Yesterday at lunch began my joint quest with my friend Eileen to find the best fried chicken in New York. I don't remember how the idea originated, except that Eileen, an effervescent former design director of beautiful coffee-table books, suggested it after a recent session of our writing group. I think she'd seen a thing about fried chicken in New York (either this one on Korean versions, or this massive round-up of all kinds). No matter: it sounded good to me. I like fried chicken, I like Eileen, I like goals.
We decided to inaugurate our chase at Amy Ruth's, one of those famous Harlem soul-food joints that have been around forever. We could've started anywhere, obviously, some haute place, some hipsterized take, but the stunning 19th-century architecture in the vicinity of Amy Ruth's gave us an extra reason to trek up to Malcolm X Boulevard. So we had a walkabout, gazed at the stunning buildings (and some not so stunning), then sat down at the restaurant. Eileen had the President Barack Obama, which is chicken fried, smothered, baked, or barbequed. (Obama happened to be on CNN on the restaurant's TV while we ate, speaking in Nashua, New Hampshire.) I had the Rev. Al Sharpton, or fried chicken with waffles—a favorite of mine.
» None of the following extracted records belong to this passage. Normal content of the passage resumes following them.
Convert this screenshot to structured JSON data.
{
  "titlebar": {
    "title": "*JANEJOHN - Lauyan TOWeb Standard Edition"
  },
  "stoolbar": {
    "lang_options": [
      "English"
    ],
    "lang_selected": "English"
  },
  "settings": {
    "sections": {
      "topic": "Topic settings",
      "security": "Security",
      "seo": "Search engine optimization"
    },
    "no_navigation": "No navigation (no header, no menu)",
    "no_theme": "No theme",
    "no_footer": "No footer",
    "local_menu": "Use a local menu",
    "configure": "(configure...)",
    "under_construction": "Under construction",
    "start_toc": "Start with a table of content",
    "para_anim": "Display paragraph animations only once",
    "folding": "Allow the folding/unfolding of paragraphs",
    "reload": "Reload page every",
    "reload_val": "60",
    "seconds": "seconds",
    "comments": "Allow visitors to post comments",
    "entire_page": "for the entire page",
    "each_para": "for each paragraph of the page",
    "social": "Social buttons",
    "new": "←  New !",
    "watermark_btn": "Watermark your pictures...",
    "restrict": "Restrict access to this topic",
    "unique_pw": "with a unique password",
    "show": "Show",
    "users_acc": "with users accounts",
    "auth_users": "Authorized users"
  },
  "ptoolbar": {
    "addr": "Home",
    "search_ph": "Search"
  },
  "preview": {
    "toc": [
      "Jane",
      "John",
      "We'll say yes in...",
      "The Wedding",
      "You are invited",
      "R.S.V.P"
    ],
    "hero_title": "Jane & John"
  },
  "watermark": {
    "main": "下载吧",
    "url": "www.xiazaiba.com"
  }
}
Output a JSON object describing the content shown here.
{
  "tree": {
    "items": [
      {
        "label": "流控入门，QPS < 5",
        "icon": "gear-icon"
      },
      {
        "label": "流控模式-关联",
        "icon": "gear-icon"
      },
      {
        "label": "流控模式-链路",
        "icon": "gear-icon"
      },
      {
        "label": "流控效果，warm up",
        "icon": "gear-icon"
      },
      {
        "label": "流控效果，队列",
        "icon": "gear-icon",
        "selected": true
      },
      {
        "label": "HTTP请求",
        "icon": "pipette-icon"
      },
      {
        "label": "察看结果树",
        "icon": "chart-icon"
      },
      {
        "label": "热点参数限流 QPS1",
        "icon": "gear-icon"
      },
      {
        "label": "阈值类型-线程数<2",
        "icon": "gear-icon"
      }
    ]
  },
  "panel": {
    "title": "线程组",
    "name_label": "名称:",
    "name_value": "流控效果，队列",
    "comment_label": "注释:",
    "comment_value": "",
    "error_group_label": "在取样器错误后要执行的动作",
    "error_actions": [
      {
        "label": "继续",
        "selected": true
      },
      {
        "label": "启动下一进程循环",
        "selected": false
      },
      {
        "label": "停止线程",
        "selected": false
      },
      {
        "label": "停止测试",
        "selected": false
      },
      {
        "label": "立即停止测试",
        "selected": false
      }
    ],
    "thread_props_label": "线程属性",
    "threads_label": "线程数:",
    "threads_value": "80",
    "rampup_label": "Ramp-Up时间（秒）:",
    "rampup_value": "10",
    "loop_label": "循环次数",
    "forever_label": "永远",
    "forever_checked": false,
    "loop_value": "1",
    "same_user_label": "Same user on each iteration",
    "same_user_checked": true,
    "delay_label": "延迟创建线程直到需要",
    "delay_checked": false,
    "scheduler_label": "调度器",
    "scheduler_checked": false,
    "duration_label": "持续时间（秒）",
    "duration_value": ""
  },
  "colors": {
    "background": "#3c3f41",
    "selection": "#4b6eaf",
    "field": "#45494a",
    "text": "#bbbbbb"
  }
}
We both agreed the chicken was a little dry (possibly because we ordered white meat), but it was tasty all the same, with perfectly crispy skin seasoned with spices I know not. It was very much the kind of fried chicken you can find all over the South—or all over the country, really. Nothing spectacular, but we enjoyed it and had a good time.
The sweet tea, however, was another story. I've had plenty of the sugary iced beverage in my travels and extended moments of existence in the South, but none of it prepared me for the veritable shot of smack that Amy Ruth's sweet tea is. Seriously—it put me in a diabetic shock that took me hours to recover from. If there was corn syrup in there, Michael Pollan would so not be happy.